What I would like to do is to define dependency chains between instances of these classes in order to try out different functional convolutions. For example, if we wanted to calculate a chain [a, b] on a numerical input value x we would have to do
a = A('firstnode')
b = B('secondnode')
res = b.calc(a.calc(x))
The goal is to do this with arbitrarily long chains, while also being able to access results from each intermediate calculation. I.e. if the chain is [a, b, c] I would like to make accessible results of [a] and [a, b] as well (which is why I included a name string for each node in my current implementation).
What would be the right way to setup my classes and data structures for this use case?
So far I have a fairly heavy-handed solution involving multiple dictionaries to keep track of things, but it feels inelegant and I think I might be missing out on something obvious.

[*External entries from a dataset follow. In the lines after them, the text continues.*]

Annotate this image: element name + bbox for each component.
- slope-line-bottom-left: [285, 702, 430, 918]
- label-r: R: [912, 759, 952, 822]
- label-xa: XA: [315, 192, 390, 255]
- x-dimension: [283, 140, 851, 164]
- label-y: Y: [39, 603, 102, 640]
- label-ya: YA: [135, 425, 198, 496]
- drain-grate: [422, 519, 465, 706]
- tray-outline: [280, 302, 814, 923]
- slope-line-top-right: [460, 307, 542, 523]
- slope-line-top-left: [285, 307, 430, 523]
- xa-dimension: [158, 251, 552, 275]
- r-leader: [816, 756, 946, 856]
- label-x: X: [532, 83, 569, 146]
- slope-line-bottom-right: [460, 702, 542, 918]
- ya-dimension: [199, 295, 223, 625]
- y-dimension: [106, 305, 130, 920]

Unfortunately you're improperly reusing names (thus hiding their previous values). E.g, after:
a = A('firstnode')
calling a.calc will try to call this instance (since the assignment has replaced the fact that previously name a was bound to a function) and fail. Best would be to use more sensible naming. If for some reason that's not practical, you need to bind the function names internally at class definition time:
class A(base):
def calc(self, x, a=a):
return a(x)
where the a=a does the trick, and so forth.
Having passed that hurdle, the second one is that you want the last result of each class to be saved, but, you don't save it. So, change the code to e.g
class A(base):
def calc(self, x, a=a):
self.last_result = a(x)
return self.last_result
Once that is done, performing your desired operation on a list of class instances is the least of your problems. E.g
def doit(instances, x):
curr = x
for inst in instances: curr=inst.calc(curr)
return curr
and after this
[inst.last_result for inst in instances]
will give you the intermediate results you're looking for.